Inzwischen wurde in der Sache von Elisabeth T. Klage gegen die Ärztin Dr. S. erhoben. Vorangegangen waren Appelle an die Ärztin, ihre Haftpflichtversicherung zu benennen, um im Interesse der schwerkranken Patientin eine außergerichtliche Verständigung zu versuchen. Die Ärztin hat keine dieser Anfragen beantwortet. Sie hat auch verschiedene gleichlautende Aufforderungen der zuständigen Ärztekammer ignoriert. Das hat sich fortgesetzt in der Reaktion auf die beim Landgericht eingereichte Klageschrift, in der Schadensersatz in Höhe von zunächst 50.000 Euro verlangt wurde. Diese Begrenzung der Ersatzansprüche erklärt sich aus dem Umstand, dass die Patientin mangels Rechtsschutzversicherung die Gerichtskosten und Anwaltsgebühren zunächst selbst aufbringen musste.
Von der Möglichkeit der Klageerwiderung hat die Ärztin keinen Gebrauch gemacht. Sie hat auch weder einen Anwalt ihres Vertrauens eingeschaltet noch eine eventuell hinter ihr stehende Haftpflichtversicherung unterrichtet, so dass das Landgericht schließlich ein Versäumnisurteil gegen sie erließ. Sie wurde dazu verurteilt, die verlangten Schadensersatzforderungen in Höhe von etwa 50.000 Euro zu zahlen und den gesamten materiellen und immateriellen Zukunftsschaden der Patientin zu übernehmen.

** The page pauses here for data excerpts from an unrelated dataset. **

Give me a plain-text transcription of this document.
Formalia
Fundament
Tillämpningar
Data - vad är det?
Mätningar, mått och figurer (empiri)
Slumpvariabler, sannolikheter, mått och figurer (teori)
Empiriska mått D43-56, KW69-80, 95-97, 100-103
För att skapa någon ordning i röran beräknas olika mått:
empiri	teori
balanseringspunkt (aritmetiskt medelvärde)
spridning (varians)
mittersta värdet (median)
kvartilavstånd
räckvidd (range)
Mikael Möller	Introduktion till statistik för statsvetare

Dieses Urteil wurde der Ärztin zugestellt. Sie hatte die Möglichkeit, ab Zustellung binnen zwei Wochen Einspruch einzulegen. Sie hat auch das nicht getan, so dass das Urteil rechtskräftig wurde.
Das Verfahren zur Realisierung der vom Landgericht zuerkannten Schadenersatzansprüche endete mit einem Fiasko. Da die Ärztin auf die Zahlungsaufforderung nicht reagierte, wurde der Gerichtsvollzieher mit der Zwangsvollstreckung beauftragt. Am 12. September 2008 wurde sie im Rahmen eines Vertretungsdienstes in einer Arztpraxis von dem – unangemeldet erschienenen – Gerichtsvollzieher mit der Pfändung konfrontiert. Die Ärztin erklärte in Form einer Eidesstattlichen Versicherung, über keinerlei pfändbare Habe zu verfügen. Die geringen Einkünfte aus dem Vertretungsdienst würden auf das Konto ihrer Mutter überwiesen (um sie der Pfändung zu entziehen). Sie erklärte außerdem, dass sie über keine Berufshaftpflichtversicherung verfüge.

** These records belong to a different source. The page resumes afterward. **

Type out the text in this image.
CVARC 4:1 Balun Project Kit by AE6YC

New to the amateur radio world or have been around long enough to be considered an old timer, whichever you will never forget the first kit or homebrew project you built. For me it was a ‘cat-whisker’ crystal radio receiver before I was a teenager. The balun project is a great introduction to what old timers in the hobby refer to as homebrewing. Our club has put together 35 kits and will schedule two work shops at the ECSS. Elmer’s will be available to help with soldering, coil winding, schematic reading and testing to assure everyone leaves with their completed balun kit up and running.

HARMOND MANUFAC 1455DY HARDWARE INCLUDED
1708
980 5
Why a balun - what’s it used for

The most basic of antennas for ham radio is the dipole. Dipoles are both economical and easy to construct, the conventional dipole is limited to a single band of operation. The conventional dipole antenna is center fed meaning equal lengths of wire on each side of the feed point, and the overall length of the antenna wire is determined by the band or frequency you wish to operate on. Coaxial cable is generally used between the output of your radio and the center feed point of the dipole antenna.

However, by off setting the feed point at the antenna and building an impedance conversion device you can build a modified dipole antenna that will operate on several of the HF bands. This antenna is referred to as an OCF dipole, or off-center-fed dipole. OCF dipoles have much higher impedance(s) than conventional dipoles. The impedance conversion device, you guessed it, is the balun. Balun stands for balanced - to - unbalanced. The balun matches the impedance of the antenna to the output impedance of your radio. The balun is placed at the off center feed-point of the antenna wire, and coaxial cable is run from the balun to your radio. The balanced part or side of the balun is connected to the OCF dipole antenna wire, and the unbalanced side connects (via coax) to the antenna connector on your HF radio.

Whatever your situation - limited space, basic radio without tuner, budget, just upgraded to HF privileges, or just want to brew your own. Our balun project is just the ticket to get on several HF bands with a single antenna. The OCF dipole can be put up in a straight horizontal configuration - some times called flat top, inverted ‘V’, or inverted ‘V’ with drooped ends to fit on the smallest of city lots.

Erstmals ist auf diese Weise publik geworden, dass Ärzte nicht unbedingt eine Berufshaftpflichtversicherung unterhalten müssen, die für Behandlungsfehler aufkommt. Der Abschluss einer solchen Versicherung wird ihnen zwar in den Berufsordnungen und Standesrichtlinien empfohlen, sie sind aber nicht dazu verpflichtet. Weder Gesetze noch Verordnungen, wie zum Beispiel die Approbationsordnung, machen die Zulassung des Arztes zur Ausübung seines Heilberufs vom Nachweis einer Berufshaftpflichtversicherung abhängig. Auch wenn eine solche Versicherung besteht, kann sie vom Versicherer, zum Beispiel wegen Beitragsrückständen, aufgekündigt werden, ohne dass dieser Umstand bekannt wird.

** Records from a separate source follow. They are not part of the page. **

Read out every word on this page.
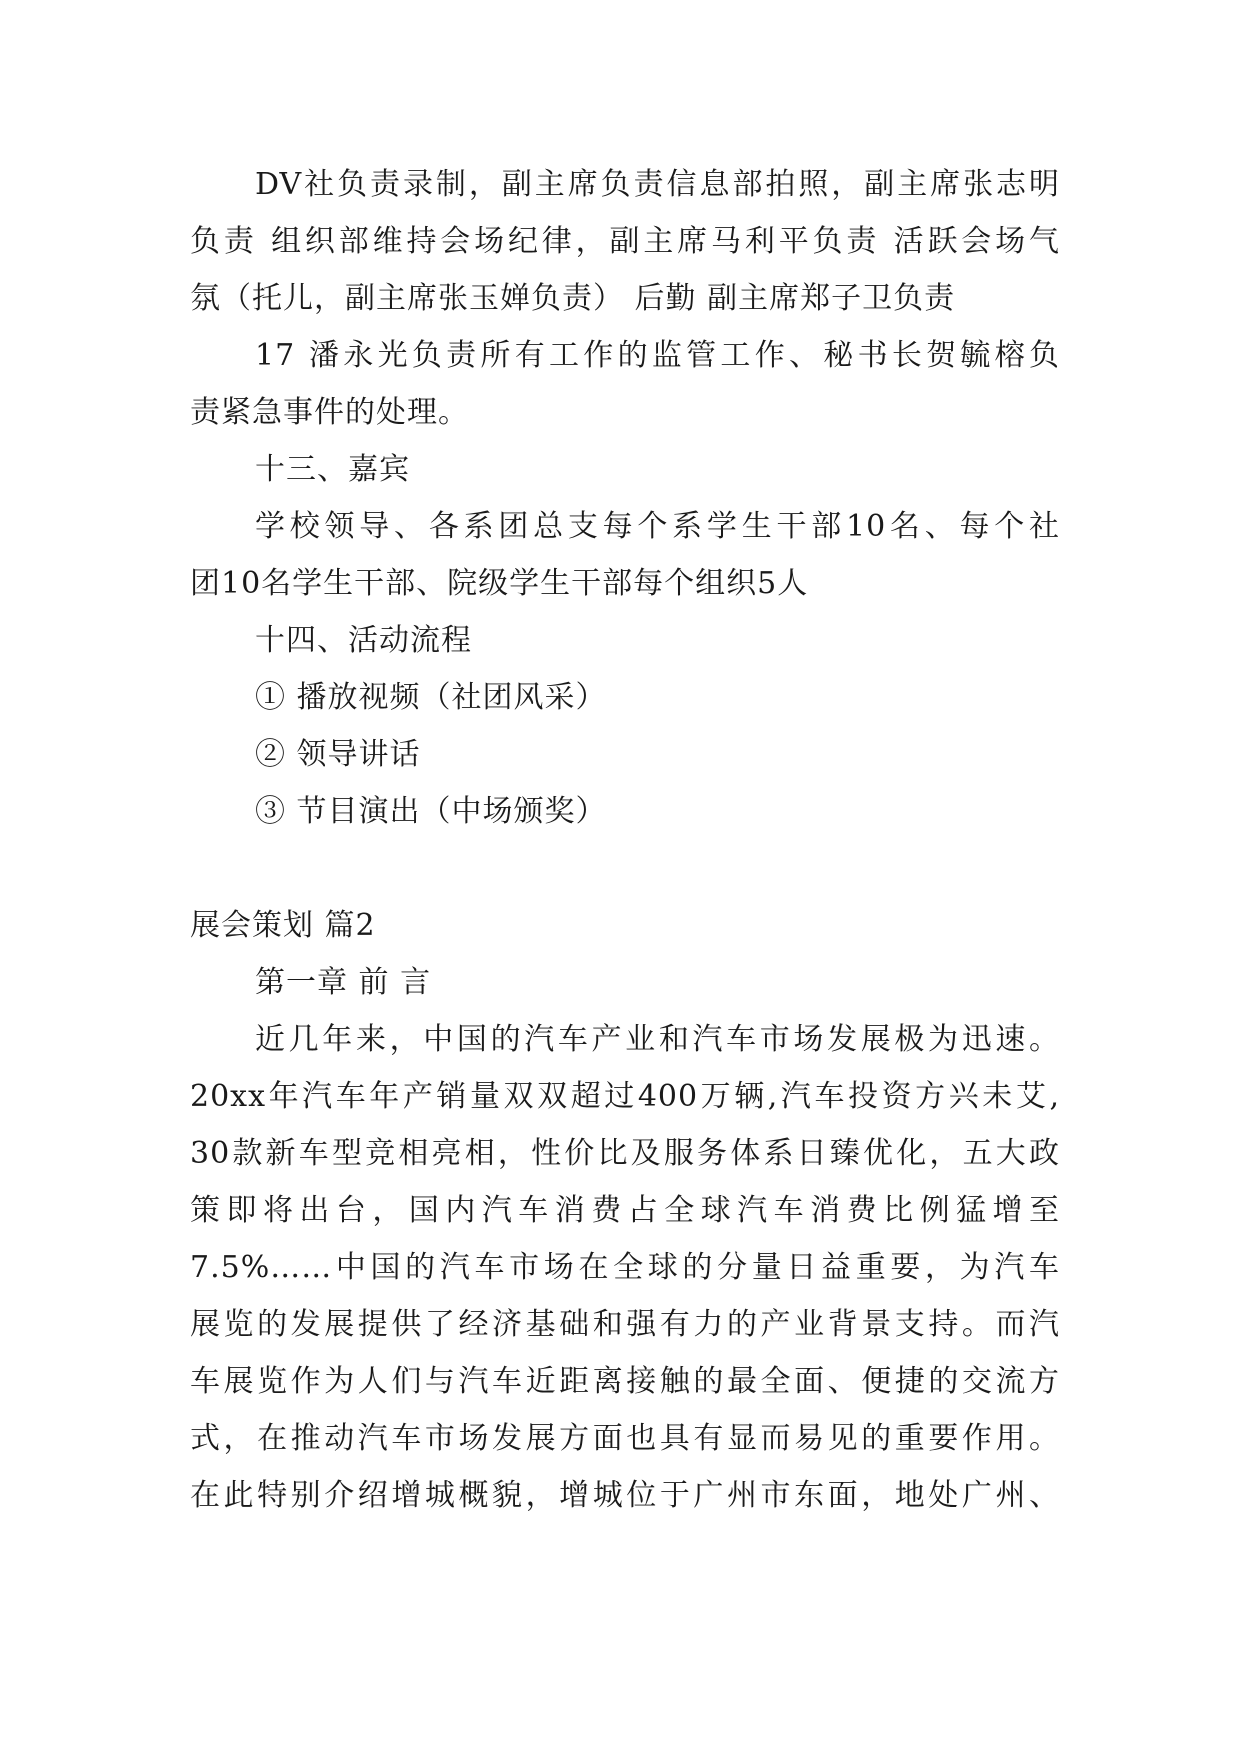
DV社负责录制，副主席负责信息部拍照，副主席张志明
负责 组织部维持会场纪律，副主席马利平负责 活跃会场气
氛（托儿，副主席张玉婵负责） 后勤 副主席郑子卫负责
17 潘永光负责所有工作的监管工作、秘书长贺毓榕负
责紧急事件的处理。
十三、嘉宾
学校领导、各系团总支每个系学生干部10名、每个社
团10名学生干部、院级学生干部每个组织5人
十四、活动流程
① 播放视频（社团风采）
② 领导讲话
③ 节目演出（中场颁奖）
展会策划 篇2
第一章 前 言
近几年来，中国的汽车产业和汽车市场发展极为迅速。
20xx年汽车年产销量双双超过400万辆,汽车投资方兴未艾,
30款新车型竞相亮相，性价比及服务体系日臻优化，五大政
策即将出台，国内汽车消费占全球汽车消费比例猛增至
7.5%……中国的汽车市场在全球的分量日益重要，为汽车
展览的发展提供了经济基础和强有力的产业背景支持。而汽
车展览作为人们与汽车近距离接触的最全面、便捷的交流方
式，在推动汽车市场发展方面也具有显而易见的重要作用。
在此特别介绍增城概貌，增城位于广州市东面，地处广州、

Diese Umgehung der Versicherungspflicht wird inzwischen in Gerichtsentscheidungen mehr und mehr angesprochen, wenn Patienten versuchen, Ärzte für Kunstfehler haftbar zu machen. Der Gesetzgeber ist dringend aufgefordert, eine solche Versicherungspflicht mitsamt regelmäßiger Kontrollen einzuführen. Bei anderen Freiberuflern wie Anwälten, Notaren, Architekten oder Steuerberatern ist dies teilweise längst der Fall. Das neue Patientenrechtegesetz schreibt aber immer noch keine Versicherungspflicht vor.
Elisabeth T. ist inzwischen verstorben, weil sie den Belastungen der Herzimplantation nicht gewachsen war. Dr. S. übt ihren Beruf weiter aus, weil sich die Ärztekammer nicht zu einem berufsständischen Verfahren entschließen konnte. Dass sie inzwischen eine Berufshaftpflichtversicherung hat, kann man ihren jetzigen Patienten nur wünschen.